Re: [Development] RFC: Defaulting to or enforcing UTF-8 locales on Unix systems

2023-03-22 Thread Thiago Macieira
On Wednesday, 22 March 2023 09:48:05 HST Volker Hilsheimer via Development 
wrote:
> Even if one Qt 5 application and one Qt 6 application exchange data over a
> local socket, unwisely using to/fromLocal8Bit for the purpose - if the Qt 5
> application continues to run with the system code page, then the Qt 6
> application starting to sending UTF-8 encoded data will break this.

QLocalSocket is very rare on Windows. And any decent socket code that is 
prepared to work over networks has either used proper 8-bit tagging to 
indicate the encoding (since 2001) or plain UTF-8 (since 2003).

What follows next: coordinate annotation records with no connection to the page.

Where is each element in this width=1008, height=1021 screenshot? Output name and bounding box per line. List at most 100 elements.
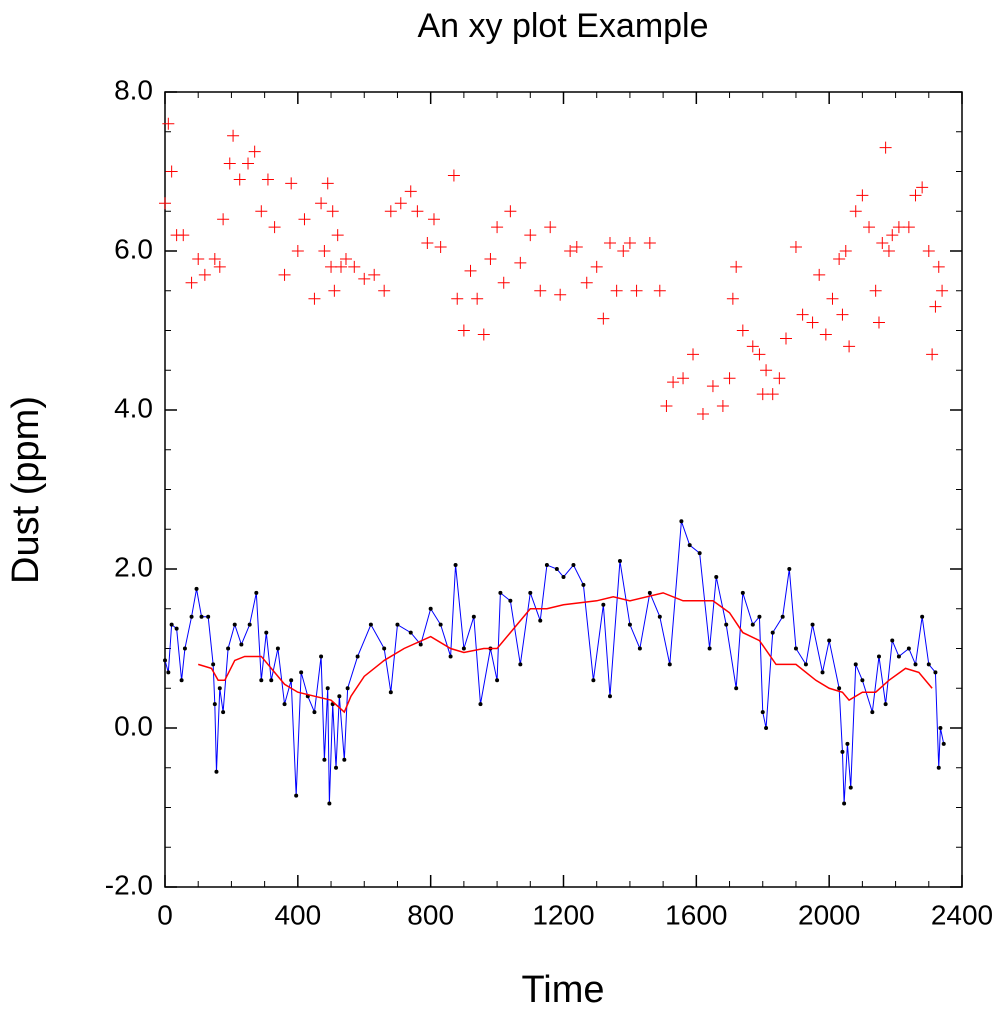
- data-point: [760, 710, 765, 715]
- y-tick-label: 4.0: [114, 392, 153, 423]
- data-point: [478, 702, 483, 707]
- data-point: [221, 710, 226, 715]
- data-point: [647, 590, 652, 595]
- x-axis-title: Time: [521, 969, 604, 1011]
- data-point: [780, 614, 785, 619]
- cross-marker: [726, 292, 739, 305]
- cross-marker: [856, 189, 869, 202]
- cross-marker: [514, 256, 527, 269]
- data-point: [232, 622, 237, 627]
- data-point: [254, 590, 259, 595]
- data-point: [471, 614, 476, 619]
- cross-marker: [819, 328, 832, 341]
- cross-marker: [617, 245, 630, 257]
- data-point: [926, 662, 931, 667]
- cross-marker: [335, 260, 348, 273]
- cross-marker: [869, 284, 882, 297]
- cross-marker: [597, 312, 610, 325]
- data-point: [544, 563, 549, 568]
- data-point: [860, 678, 865, 683]
- cross-marker: [909, 189, 922, 202]
- y-tick-label: 8.0: [114, 74, 153, 105]
- data-point: [319, 654, 324, 659]
- cross-marker: [227, 129, 240, 142]
- data-point: [601, 602, 606, 607]
- data-point: [518, 662, 523, 667]
- data-point: [845, 741, 850, 746]
- data-point: [214, 769, 219, 774]
- data-point: [264, 630, 269, 635]
- y-tick-label: 2.0: [114, 551, 153, 582]
- data-point: [707, 646, 712, 651]
- cross-marker: [451, 292, 464, 305]
- cross-marker: [753, 348, 766, 361]
- cross-marker: [836, 308, 849, 321]
- cross-marker: [736, 324, 749, 337]
- cross-marker: [162, 117, 175, 130]
- data-point: [194, 586, 199, 591]
- data-point: [226, 646, 231, 651]
- cross-marker: [687, 348, 700, 361]
- cross-marker: [932, 260, 945, 273]
- data-point: [842, 801, 847, 806]
- data-point: [418, 642, 423, 647]
- cross-marker: [434, 241, 447, 254]
- x-tick-label: 2000: [798, 899, 860, 930]
- data-point: [325, 686, 330, 691]
- cross-marker: [192, 252, 205, 265]
- data-line: [164, 521, 945, 804]
- data-point: [687, 543, 692, 548]
- data-point: [757, 614, 762, 619]
- y-axis-title: Dust (ppm): [5, 396, 47, 584]
- cross-marker: [185, 276, 198, 289]
- cross-marker: [464, 264, 477, 277]
- data-point: [428, 606, 433, 611]
- cross-marker: [298, 213, 311, 226]
- cross-marker: [706, 380, 719, 393]
- data-point: [913, 662, 918, 667]
- data-point: [740, 590, 745, 595]
- data-point: [876, 654, 881, 659]
- cross-marker: [159, 197, 171, 210]
- data-point: [299, 670, 304, 675]
- cross-marker: [643, 237, 656, 250]
- cross-marker: [766, 388, 779, 401]
- cross-marker: [554, 288, 567, 301]
- cross-marker: [826, 292, 839, 305]
- cross-marker: [603, 237, 616, 250]
- cross-marker: [564, 245, 577, 257]
- data-point: [793, 646, 798, 651]
- data-point: [199, 614, 204, 619]
- cross-marker: [261, 173, 274, 186]
- data-point: [920, 614, 925, 619]
- cross-marker: [457, 324, 470, 337]
- data-point: [294, 793, 299, 798]
- data-point: [408, 630, 413, 635]
- cross-marker: [570, 241, 583, 254]
- x-tick-label: 0: [157, 899, 173, 930]
- data-point: [345, 686, 350, 691]
- cross-marker: [876, 237, 889, 250]
- data-line: [197, 592, 933, 714]
- data-point: [217, 686, 222, 691]
- data-point: [189, 614, 194, 619]
- cross-marker: [308, 292, 321, 305]
- data-point: [453, 563, 458, 568]
- x-tick-label: 1600: [665, 899, 727, 930]
- data-point: [169, 622, 174, 627]
- cross-marker: [882, 245, 895, 257]
- data-point: [581, 582, 586, 587]
- data-point: [750, 622, 755, 627]
- cross-marker: [544, 221, 557, 234]
- data-point: [667, 662, 672, 667]
- y-tick-label: 6.0: [114, 233, 153, 264]
- cross-marker: [223, 157, 236, 170]
- data-point: [368, 622, 373, 627]
- cross-marker: [806, 316, 819, 329]
- data-point: [853, 662, 858, 667]
- cross-marker: [623, 237, 636, 250]
- cross-marker: [248, 145, 261, 158]
- data-point: [448, 654, 453, 659]
- y-tick-label: -2.0: [105, 869, 153, 900]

The console is already a mess on Windows because it's not just the ACP for 
Win32 "A" API, but also the legacy DOS encoding (the mess that renders my 
middle name JosÚ or JosΘ). Since that is already a mess, I don't particularly 
find it problematic to see José now... wouldn't be the first time. Most 
Windows 
applications aren't console applications so this is a limited issue. It's also 
time-limited: those issues should smooth out easily with proper terminal 
applications, which is how we solved it in the Unix world too.

No, the far more likely scenario is interchange via files and via pipes to 
child processes. So yes, finding out what the legacy ACP is might be a useful 
piece of information. It shouldn't be the toLocal8Bit encoding, but it should 
be available should the need arise.

-- 
Thiago Macieira - thiago.macieira (AT) intel.com
  Cloud Software Architect - Intel DCAI Cloud Engineering


smime.p7s
Description: S/MIME cryptographic signature
-- 
Development mailing list
Development@qt-project.org
https://lists.qt-project.org/listinfo/development


Re: [Development] RFC: Defaulting to or enforcing UTF-8 locales on Unix systems

2023-03-22 Thread Christian Ehrlicher

Am 22.03.2023 um 20:48 schrieb Volker Hilsheimer:

Indeed, the many hits in the sql code are mostly from warning output, thanks 
for checking.

But that Postgres supports UTF-8 doesn’t mean that an existing server is also 
configured to use it. If a server is configured to work with e.g. ISO_8859_5 
encoding, because all Qt clients (which are likely middleware servers, so fully 
controlled) run on Windows machines with a corresponding code page, then Qt 
deciding to encode in UTF-8 instead will break things, won’t it? And SQL is 
just one example.


No, the client encoding is completely unrelated to the encoding on the
server and the database. All three can differ. Even informix supported
this already 15 years ago iirc. The conversion happens between the
client and server.


Christian

--
Development mailing list
Development@qt-project.org
https://lists.qt-project.org/listinfo/development


Re: [Development] RFC: Defaulting to or enforcing UTF-8 locales on Unix systems

2023-03-22 Thread Volker Hilsheimer via Development


> On 22 Mar 2023, at 18:58, Christian Ehrlicher  wrote:
> 
> Am 22.03.2023 um 17:35 schrieb Volker Hilsheimer via Development:
>>  But we use toLocal8Bit in plenty of cases as well. For instance in our Qt 
>> SQL APIs.
> 
> The only plugin which really uses toLocal8Bit() is the IBase - Plugin.
> Postgres is using it as fallback but according the docs the utf-8
> encoding is supported by at least PostgreSQL 7.3 so the non utf-8 part
> should be removed.
> 
> The other usages are for qWarning() output.
> 
> 
> Will take a look on the IBase stuff to see if we can replace it.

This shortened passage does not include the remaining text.